Dental students trained to recognise signs of abuse

dental students

Australian dental graduates at James Cook University (JCU) are being trained to recognise signs of domestic abuse.

This is the first-of-its-kind program in Australia and was launched after students on placement in rural and remote locations commented they felt ‘out of their depth’ when patients presented with signs of domestic violence.

‘I had a number of students writing reflective pieces about situations with patients who had experienced domestic violence,’ Dr Felicity Croker, senior lecturer of dentistry at JCU, said.

‘It became evident to me that we needed some educational intervention.’

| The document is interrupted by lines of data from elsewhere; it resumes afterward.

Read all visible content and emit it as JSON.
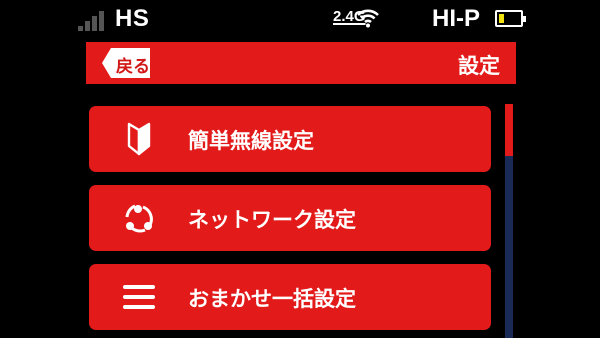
{
  "status_bar": {
    "network_type": "HS",
    "signal_bars_active": 0,
    "wifi_band": "2.4G",
    "mode": "HI-P",
    "battery_level": 0.25,
    "battery_color": "#f2e20e"
  },
  "header": {
    "back_label": "戻る",
    "title": "設定"
  },
  "menu": {
    "items": [
      {
        "icon": "beginner-mark-icon",
        "label": "簡単無線設定"
      },
      {
        "icon": "network-icon",
        "label": "ネットワーク設定"
      },
      {
        "icon": "menu-list-icon",
        "label": "おまかせ一括設定"
      }
    ]
  },
  "scrollbar": {
    "position": 0,
    "visible_fraction": 0.22
  },
  "colors": {
    "accent": "#e21a1a",
    "background": "#000000",
    "scroll_track": "#1a2a57"
  }
}
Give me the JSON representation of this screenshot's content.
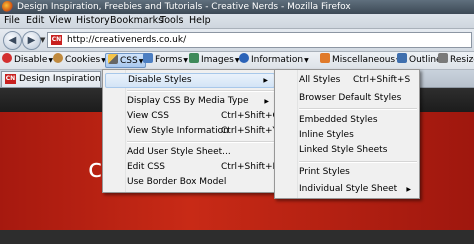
{
  "window": {
    "title": "Design Inspiration, Freebies and Tutorials - Creative Nerds - Mozilla Firefox"
  },
  "menubar": [
    "File",
    "Edit",
    "View",
    "History",
    "Bookmarks",
    "Tools",
    "Help"
  ],
  "nav": {
    "back_icon": "back-arrow-icon",
    "forward_icon": "forward-arrow-icon",
    "url": "http://creativenerds.co.uk/",
    "favicon_text": "CN"
  },
  "toolbar": {
    "items": [
      {
        "label": "Disable",
        "icon": "disable-icon",
        "color": "#d32f2f"
      },
      {
        "label": "Cookies",
        "icon": "cookie-icon",
        "color": "#c08a3e"
      },
      {
        "label": "CSS",
        "icon": "pencil-icon",
        "color": "#e0a000"
      },
      {
        "label": "Forms",
        "icon": "form-icon",
        "color": "#4d7fc2"
      },
      {
        "label": "Images",
        "icon": "image-icon",
        "color": "#3f8a5a"
      },
      {
        "label": "Information",
        "icon": "info-icon",
        "color": "#2b63b8"
      },
      {
        "label": "Miscellaneous",
        "icon": "misc-icon",
        "color": "#e07a2a"
      },
      {
        "label": "Outline",
        "icon": "outline-icon",
        "color": "#3f6fae"
      },
      {
        "label": "Resize",
        "icon": "resize-icon",
        "color": "#7a7a7a"
      }
    ]
  },
  "tab": {
    "title": "Design Inspiration, Free"
  },
  "page": {
    "banner_text": "cre",
    "banner_sub": ""
  },
  "css_menu": {
    "items": [
      {
        "label": "Disable Styles",
        "shortcut": "",
        "submenu": true
      },
      {
        "label": "Display CSS By Media Type",
        "shortcut": "",
        "submenu": true
      },
      {
        "label": "View CSS",
        "shortcut": "Ctrl+Shift+C",
        "submenu": false
      },
      {
        "label": "View Style Information",
        "shortcut": "Ctrl+Shift+Y",
        "submenu": false
      },
      {
        "label": "Add User Style Sheet...",
        "shortcut": "",
        "submenu": false
      },
      {
        "label": "Edit CSS",
        "shortcut": "Ctrl+Shift+E",
        "submenu": false
      },
      {
        "label": "Use Border Box Model",
        "shortcut": "",
        "submenu": false
      }
    ]
  },
  "disable_styles_menu": {
    "items": [
      {
        "label": "All Styles",
        "shortcut": "Ctrl+Shift+S",
        "submenu": false
      },
      {
        "label": "Browser Default Styles",
        "shortcut": "",
        "submenu": false
      },
      {
        "label": "Embedded Styles",
        "shortcut": "",
        "submenu": false
      },
      {
        "label": "Inline Styles",
        "shortcut": "",
        "submenu": false
      },
      {
        "label": "Linked Style Sheets",
        "shortcut": "",
        "submenu": false
      },
      {
        "label": "Print Styles",
        "shortcut": "",
        "submenu": false
      },
      {
        "label": "Individual Style Sheet",
        "shortcut": "",
        "submenu": true
      }
    ]
  }
}
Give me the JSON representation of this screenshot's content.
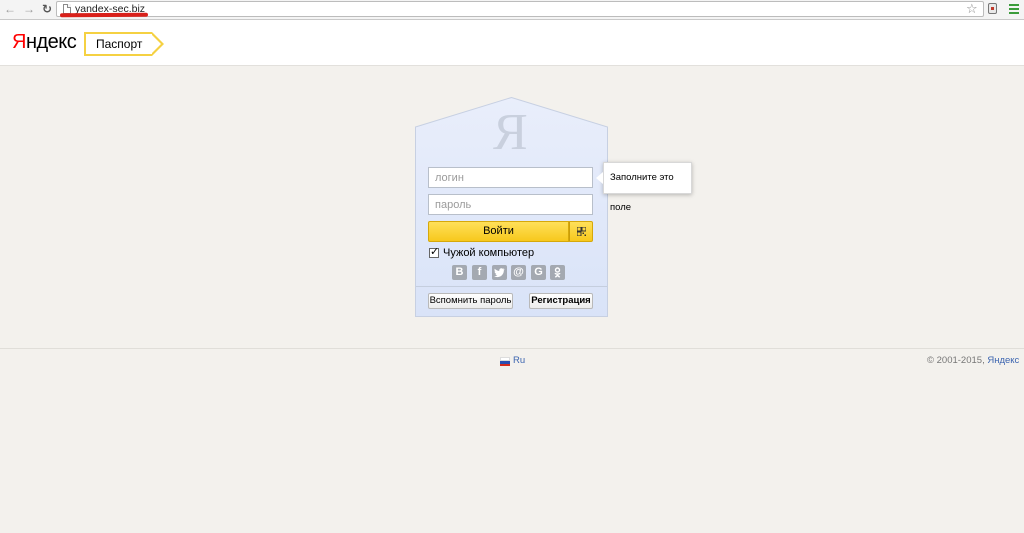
{
  "browser": {
    "url": "yandex-sec.biz"
  },
  "header": {
    "logo_first": "Я",
    "logo_rest": "ндекс",
    "section_tab": "Паспорт"
  },
  "login_form": {
    "emblem": "Я",
    "login_placeholder": "логин",
    "password_placeholder": "пароль",
    "submit_label": "Войти",
    "checkbox_label": "Чужой компьютер",
    "checkbox_checked": true,
    "social_icons": [
      "vkontakte-icon",
      "facebook-icon",
      "twitter-icon",
      "mailru-icon",
      "google-icon",
      "odnoklassniki-icon"
    ],
    "social_letters": [
      "В",
      "f",
      "",
      "@",
      "G",
      ""
    ],
    "forgot_label": "Вспомнить пароль",
    "register_label": "Регистрация"
  },
  "tooltip": {
    "text": "Заполните это поле"
  },
  "footer": {
    "language": "Ru",
    "copyright_prefix": "© 2001-2015, ",
    "copyright_link": "Яндекс"
  },
  "colors": {
    "logo_red": "#ff0000",
    "button_yellow": "#f7c81c",
    "card_bg": "#dfe8fb",
    "link_blue": "#3c65b0",
    "annotation_red": "#d9201a"
  }
}
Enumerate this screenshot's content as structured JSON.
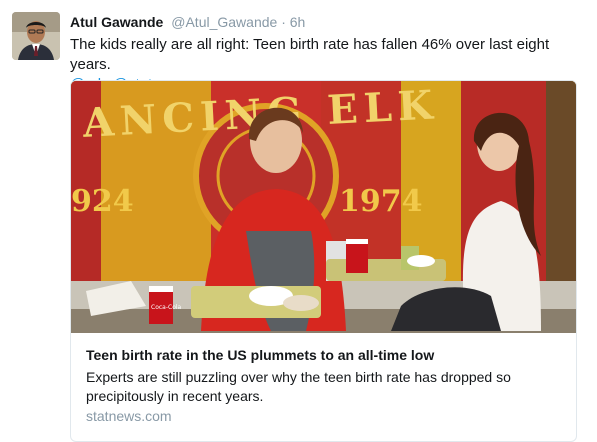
{
  "tweet": {
    "author_name": "Atul Gawande",
    "handle": "@Atul_Gawande",
    "separator": "·",
    "time": "6h",
    "text": "The kids really are all right: Teen birth rate has fallen 46% over last eight years.",
    "mention_1": "@cdc",
    "mention_2": "@statnews"
  },
  "card": {
    "banner_text_top": "ANCING ELK",
    "banner_year_left": "924",
    "banner_year_right": "1974",
    "cup_brand": "Coca-Cola",
    "title": "Teen birth rate in the US plummets to an all-time low",
    "description": "Experts are still puzzling over why the teen birth rate has dropped so precipitously in recent years.",
    "domain": "statnews.com"
  }
}
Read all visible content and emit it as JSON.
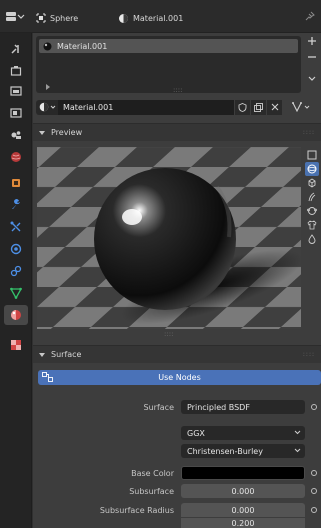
{
  "header": {
    "object_name": "Sphere",
    "material_name": "Material.001"
  },
  "tabs": [
    {
      "icon": "tool-icon"
    },
    {
      "icon": "render-icon"
    },
    {
      "icon": "output-icon"
    },
    {
      "icon": "view-layer-icon"
    },
    {
      "icon": "scene-icon"
    },
    {
      "icon": "world-icon"
    },
    {
      "icon": "object-icon"
    },
    {
      "icon": "modifier-icon"
    },
    {
      "icon": "particles-icon"
    },
    {
      "icon": "physics-icon"
    },
    {
      "icon": "constraints-icon"
    },
    {
      "icon": "object-data-icon"
    },
    {
      "icon": "material-icon",
      "active": true
    },
    {
      "icon": "texture-icon"
    }
  ],
  "material_slots": {
    "items": [
      "Material.001"
    ]
  },
  "material": {
    "name": "Material.001"
  },
  "preview": {
    "title": "Preview"
  },
  "surface": {
    "title": "Surface",
    "use_nodes_label": "Use Nodes",
    "surface_label": "Surface",
    "surface_value": "Principled BSDF",
    "distribution": "GGX",
    "subsurface_method": "Christensen-Burley",
    "base_color_label": "Base Color",
    "base_color": "#000000",
    "subsurface_label": "Subsurface",
    "subsurface_value": "0.000",
    "subsurface_radius_label": "Subsurface Radius",
    "subsurface_radius_values": [
      "0.000",
      "0.200"
    ]
  },
  "colors": {
    "accent": "#4a72b8",
    "panel": "#3d3d3d",
    "header": "#2b2b2b"
  }
}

Discussing domestic violence

The program, titled ‘Domestic violence: recognise, respond and refer’, has been warmly received by more than 200 dentistry students.

It aims to give students the necessary tools to help discuss domestic violence issues sensitively and skilfully, and to know where to refer patients afterwards.

During sessions, students are asked to role play scenarios to help them find the right words and to ask patients the right questions.

‘We’re not expecting them to be counsellors, that’s not their role,’ Amanda Lee Ross, CEO of the Cairns Regional Domestic Violence Service, said.

‘It’s about people being comfortable to call it when they see it – but also to do that in the right way.

‘Most people don’t like going to the dentist, but this cohort of people may be anxious for a different reason, and that’s to do with what they’ve experienced at the hands of somebody else.

‘I’m really excited by such a program as this, it’s exciting, different and we’re leading the way.’

What the students say

In the UK, similar schemes have been set up to help dental professionals recognise signs of domestic violence.

In 2010 more than 90 practitioners in the NHS Ayrshire and Arran area learnt to recognise teeth, face and head injuries, common among abuse victims.

More recently, the General Dental Council (GDC) has called on dentists and dental care professionals to know who to contact for advice if they have concerns over potential abuse or neglect.

‘It is the responsibility of all members of the dental team to know what to do if they are concerned about the possible abuse or neglect of children and vulnerable adults,’ the GDC said at the time.

‘If you make a professional judgement and decide not to share your concern with the appropriate authority, you must be able to justify how you came to this decision.

‘If you are unsure of the local procedures in your area, you have a duty to find out what they are, whether you work for the NHS or in private practice.’